Enfermée chez lui comme un animal domestique, offerte comme une plante à son regard quand elle dort, d’une docilité qui l’étonne chaque fois qu’il exprime un souhait, Albertine accepte ses caresses, son rythme de vie, sa surveillance. Françoise voit en elle une profiteuse et déplore que son maître tolère le vice et la vulgarité sous son toit.

« Il faudrait choisir de cesser de souffrir ou de cesser d’aimer. » Se rappelant l’enfant « sensitif » qu’il était, devenu plus pondéré et railleur, le narrateur perçoit à présent en lui des ressemblances avec ses parents, s’entend parler comme eux.

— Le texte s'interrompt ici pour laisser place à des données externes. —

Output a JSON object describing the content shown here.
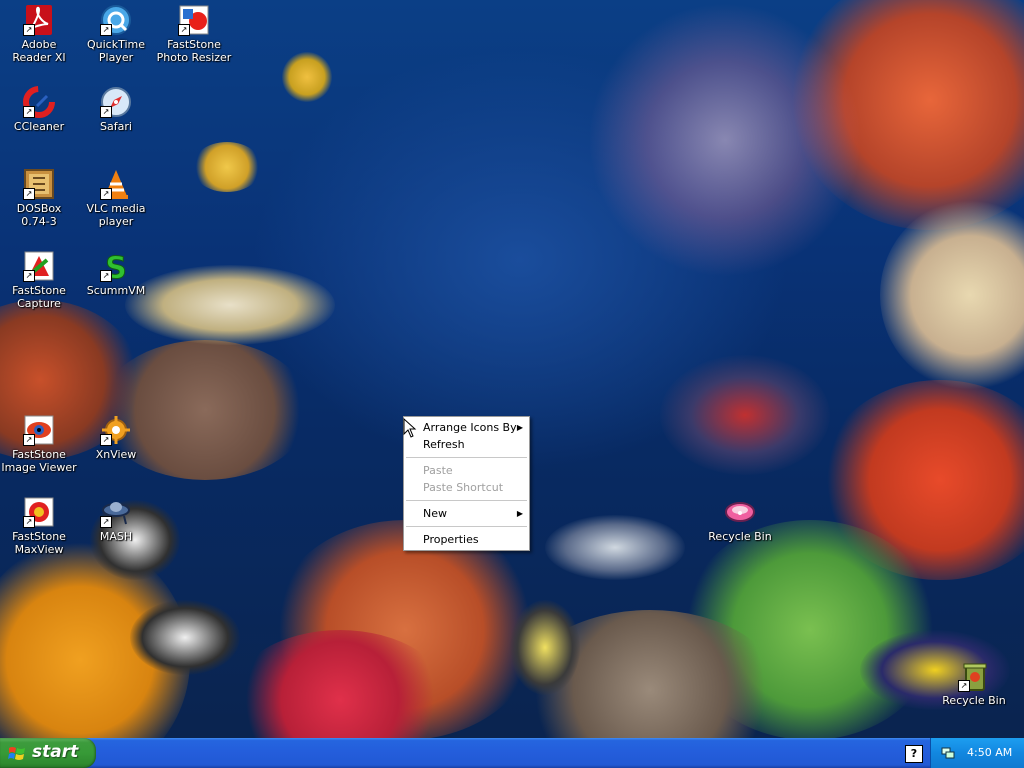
{
  "desktop_icons": [
    {
      "label": "Adobe Reader XI",
      "icon": "adobe-reader-icon"
    },
    {
      "label": "QuickTime Player",
      "icon": "quicktime-icon"
    },
    {
      "label": "FastStone Photo Resizer",
      "icon": "faststone-photo-resizer-icon"
    },
    {
      "label": "CCleaner",
      "icon": "ccleaner-icon"
    },
    {
      "label": "Safari",
      "icon": "safari-icon"
    },
    {
      "label": "DOSBox 0.74-3",
      "icon": "dosbox-icon"
    },
    {
      "label": "VLC media player",
      "icon": "vlc-icon"
    },
    {
      "label": "FastStone Capture",
      "icon": "faststone-capture-icon"
    },
    {
      "label": "ScummVM",
      "icon": "scummvm-icon"
    },
    {
      "label": "FastStone Image Viewer",
      "icon": "faststone-image-viewer-icon"
    },
    {
      "label": "XnView",
      "icon": "xnview-icon"
    },
    {
      "label": "FastStone MaxView",
      "icon": "faststone-maxview-icon"
    },
    {
      "label": "MASH",
      "icon": "mash-icon"
    },
    {
      "label": "Recycle Bin",
      "icon": "recycle-bin-icon"
    },
    {
      "label": "Recycle Bin",
      "icon": "recycle-bin-icon"
    }
  ],
  "context_menu": {
    "arrange_icons_by": "Arrange Icons By",
    "refresh": "Refresh",
    "paste": "Paste",
    "paste_shortcut": "Paste Shortcut",
    "new": "New",
    "properties": "Properties",
    "submenu_arrow": "▶"
  },
  "taskbar": {
    "start_label": "start",
    "help_glyph": "?",
    "clock": "4:50 AM"
  },
  "colors": {
    "taskbar_blue": "#245ddb",
    "start_green": "#379a37",
    "tray_blue": "#1287e0"
  }
}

Il s’amuse avec Albertine à écouter les cris des marchands des rues « C’est l’enchantement des vieux quartiers aristocratiques d’être, à côté de cela, populaires. » Sa curiosité amoureuse n’en reste pas moins insatiable : une petite laitière, une serveuse accorte, une passante suscitent mille rêves.

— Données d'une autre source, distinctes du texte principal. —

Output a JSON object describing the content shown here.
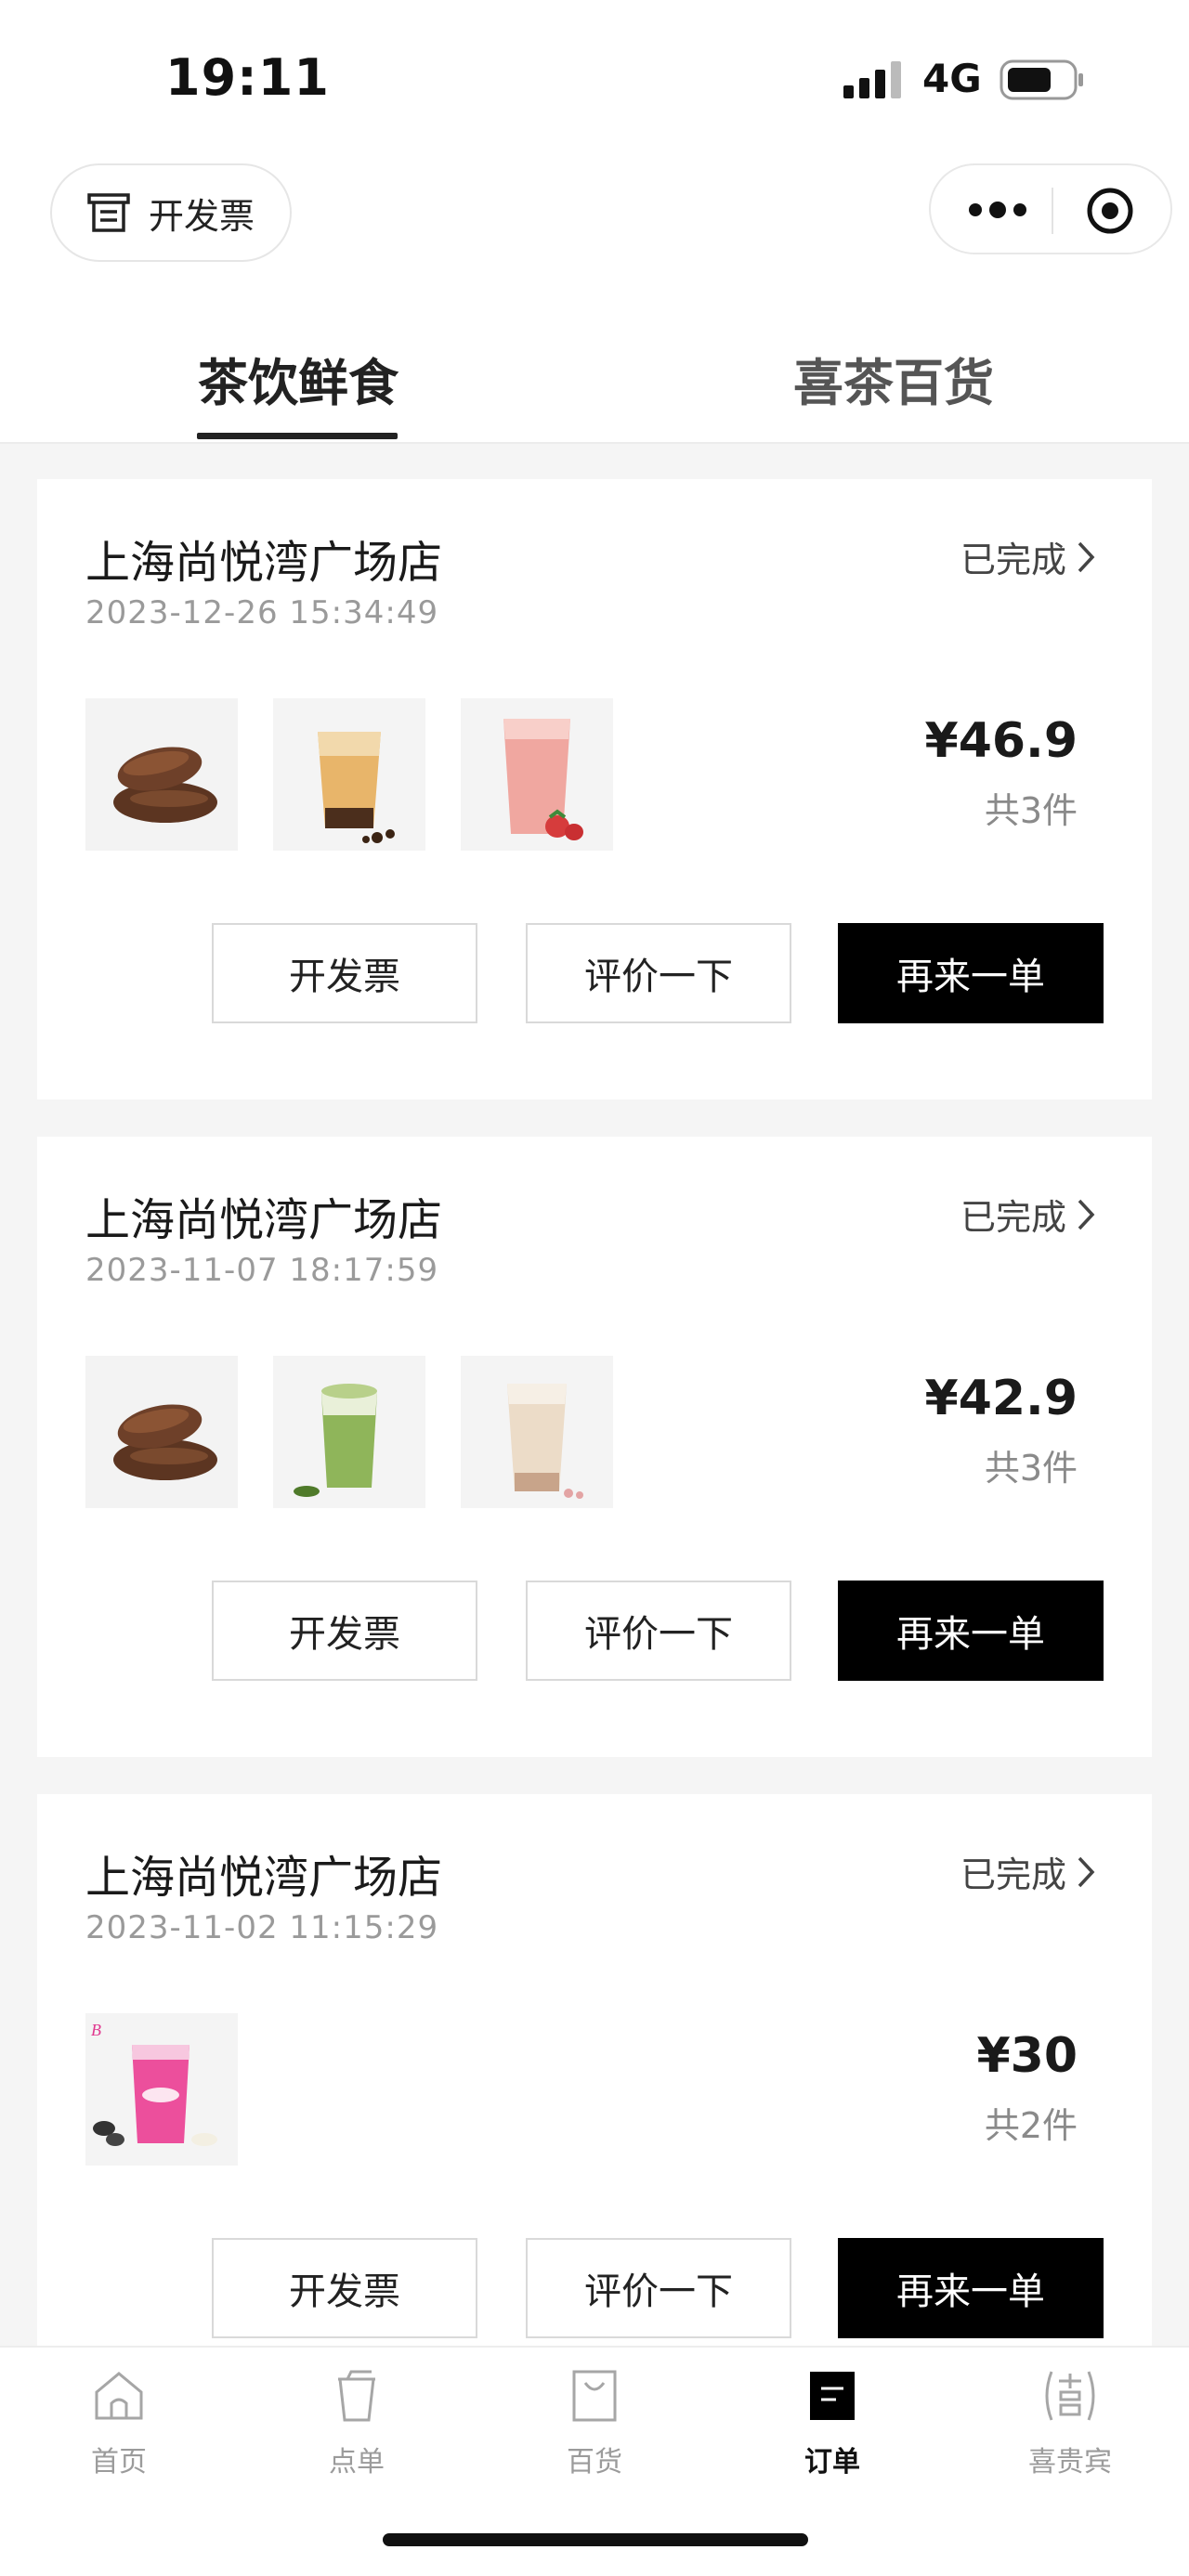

Quand Le Figaro annonce un spectacle avec Mlle Léa, cette comédienne qu’Albertine a feint de ne pas connaître quand ils avaient croisé deux de ses amies, son obsession « gomorrhéenne » est ravivée. Il élabore stratégie sur stratégie pour qu’elle ne rencontre pas ce genre de femmes, bien qu’elle nie en être et en fréquenter.

Elle le rassure sans cesse : « Mon chéri et cher Marcel, (…) Toute à vous, ton Albertine. » – « J’étais plus maître que je n’avais cru. Plus maître, c’est-à-dire plus esclave. » Le servage d’Albertine a fait perdre au bel « oiseau captif » toutes ses couleurs, elle est devenue la « grise prisonnière ». Mais son esclavage est devenu le sien. Ses mensonges dévoilés, encore plus douloureux quand il ne les a pas envisagés, sa torture.

(A suivre)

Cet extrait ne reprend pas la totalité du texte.